Robert deviendra otage, et Antonin poussé à la traîtrise pour préserver la vie de son ami. L'Inquisiteur désire connaître l'histoire qui va être gravée sur le vélin. Pourquoi ces signes de cruauté, de perversité, pour de simples souvenirs d'un prieur ?
Même dans les prières Antonin ne peut apaiser la morsure de la trahison qu'il commet envers le prieur alors que son angoisse vis-à-vis du frère Robert ne fait que croître.
Sous les doigts d'Antonin, les pages du vélin se remplissent, lentement, sous la dictée du prieur qui parle de la peste, de son temps de novice au service du grand maître Eckhart. C'est cette figure, celle d'Eckhart, un maître en théologie mystérieux, troublant, qui va venir assombrir les confessions de Guillaume. Alors que Robert souffre en silence, dans un cachot à l'air vicié, victime de l'Inquisition, les mots se gravent, à la lueur des cierges, dans la chair du vélin. Des mots qui font défiler l'Histoire, avec toute l'intolérance et les batailles continuelles qui la peuplent et la peupleront toujours.

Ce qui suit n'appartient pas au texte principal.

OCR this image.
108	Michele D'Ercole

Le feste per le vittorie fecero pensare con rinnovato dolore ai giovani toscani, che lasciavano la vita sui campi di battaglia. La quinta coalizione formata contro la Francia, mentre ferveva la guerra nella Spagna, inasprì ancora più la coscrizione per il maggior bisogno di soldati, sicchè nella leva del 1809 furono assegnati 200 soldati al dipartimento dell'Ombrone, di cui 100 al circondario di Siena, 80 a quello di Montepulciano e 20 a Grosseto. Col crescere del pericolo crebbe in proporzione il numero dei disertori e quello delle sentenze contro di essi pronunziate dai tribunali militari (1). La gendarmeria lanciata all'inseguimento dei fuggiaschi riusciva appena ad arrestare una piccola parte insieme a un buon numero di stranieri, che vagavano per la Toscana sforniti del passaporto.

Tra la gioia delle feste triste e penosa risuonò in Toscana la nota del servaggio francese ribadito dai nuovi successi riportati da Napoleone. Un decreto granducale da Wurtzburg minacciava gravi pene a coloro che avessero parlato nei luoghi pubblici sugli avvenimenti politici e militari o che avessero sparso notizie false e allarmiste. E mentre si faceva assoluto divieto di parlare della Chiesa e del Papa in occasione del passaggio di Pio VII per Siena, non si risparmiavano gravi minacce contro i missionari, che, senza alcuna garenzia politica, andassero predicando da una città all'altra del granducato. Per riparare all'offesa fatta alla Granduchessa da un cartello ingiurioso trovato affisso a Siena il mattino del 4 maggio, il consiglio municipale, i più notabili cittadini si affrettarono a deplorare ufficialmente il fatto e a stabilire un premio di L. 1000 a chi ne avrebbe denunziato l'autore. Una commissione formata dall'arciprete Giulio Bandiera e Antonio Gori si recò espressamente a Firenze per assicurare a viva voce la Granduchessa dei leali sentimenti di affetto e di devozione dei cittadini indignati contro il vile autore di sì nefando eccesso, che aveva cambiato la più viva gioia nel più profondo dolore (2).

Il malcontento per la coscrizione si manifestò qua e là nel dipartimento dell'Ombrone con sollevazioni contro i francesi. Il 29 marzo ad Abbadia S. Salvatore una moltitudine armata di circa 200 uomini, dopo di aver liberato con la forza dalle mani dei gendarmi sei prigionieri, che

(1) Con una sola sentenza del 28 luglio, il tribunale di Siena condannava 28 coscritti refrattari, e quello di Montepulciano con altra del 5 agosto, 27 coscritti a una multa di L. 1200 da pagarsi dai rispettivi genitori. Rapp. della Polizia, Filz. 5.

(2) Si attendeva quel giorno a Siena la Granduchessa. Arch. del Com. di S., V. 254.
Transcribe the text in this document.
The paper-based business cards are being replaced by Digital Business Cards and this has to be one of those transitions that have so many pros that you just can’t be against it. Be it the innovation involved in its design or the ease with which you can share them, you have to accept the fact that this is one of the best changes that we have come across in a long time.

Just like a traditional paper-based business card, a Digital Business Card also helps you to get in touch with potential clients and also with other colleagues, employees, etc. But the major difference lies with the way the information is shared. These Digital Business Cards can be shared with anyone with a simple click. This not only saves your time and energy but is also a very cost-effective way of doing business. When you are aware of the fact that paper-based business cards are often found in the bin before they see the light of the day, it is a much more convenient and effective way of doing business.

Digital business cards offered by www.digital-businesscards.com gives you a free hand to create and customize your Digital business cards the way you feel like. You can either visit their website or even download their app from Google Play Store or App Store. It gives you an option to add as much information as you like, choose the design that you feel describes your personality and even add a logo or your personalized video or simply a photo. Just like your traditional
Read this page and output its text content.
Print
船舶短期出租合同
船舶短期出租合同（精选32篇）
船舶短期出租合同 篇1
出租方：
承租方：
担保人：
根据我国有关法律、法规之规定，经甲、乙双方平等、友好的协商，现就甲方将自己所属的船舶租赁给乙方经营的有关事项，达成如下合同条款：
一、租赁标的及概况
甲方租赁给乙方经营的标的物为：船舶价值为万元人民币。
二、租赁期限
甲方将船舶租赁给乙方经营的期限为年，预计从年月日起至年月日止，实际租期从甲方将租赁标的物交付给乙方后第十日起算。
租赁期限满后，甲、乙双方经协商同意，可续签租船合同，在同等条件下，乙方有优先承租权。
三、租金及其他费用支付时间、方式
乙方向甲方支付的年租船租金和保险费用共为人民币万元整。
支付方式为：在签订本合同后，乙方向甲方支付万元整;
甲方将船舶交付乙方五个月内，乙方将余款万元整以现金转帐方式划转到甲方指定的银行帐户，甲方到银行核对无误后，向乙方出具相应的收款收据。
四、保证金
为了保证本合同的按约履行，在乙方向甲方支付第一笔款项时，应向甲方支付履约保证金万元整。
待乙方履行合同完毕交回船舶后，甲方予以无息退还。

La puissance du gros inquisiteur, au nom de la soi-disant volonté de Dieu, est sournoise mais implacable puisque ses condamnations sont là pour purifier. Et ce sentiment de pouvoir ne se lâche pas...

Bien qu'au sein de couvents, rien de fraternel ne suinte des murs de cette histoire. Avidité et ambition sont en revanche bien présentes. C'est peut-être dans le jardin où les simples s'égayent que l'on trouve un peu de paix dans ce roman foisonnant. Il nous instruit sur de nombreux sujets comme les béguines, les sermons provocants et dangereux de maître Eckhart, les haines entre franciscains et dominicains, les hérésies ou tout ce qui était jugé comme tel... Une lecture instructive et aventureuse qui tourbillonne au fil des pages, dans un Moyen Âge qui ne manquait pas d'animation.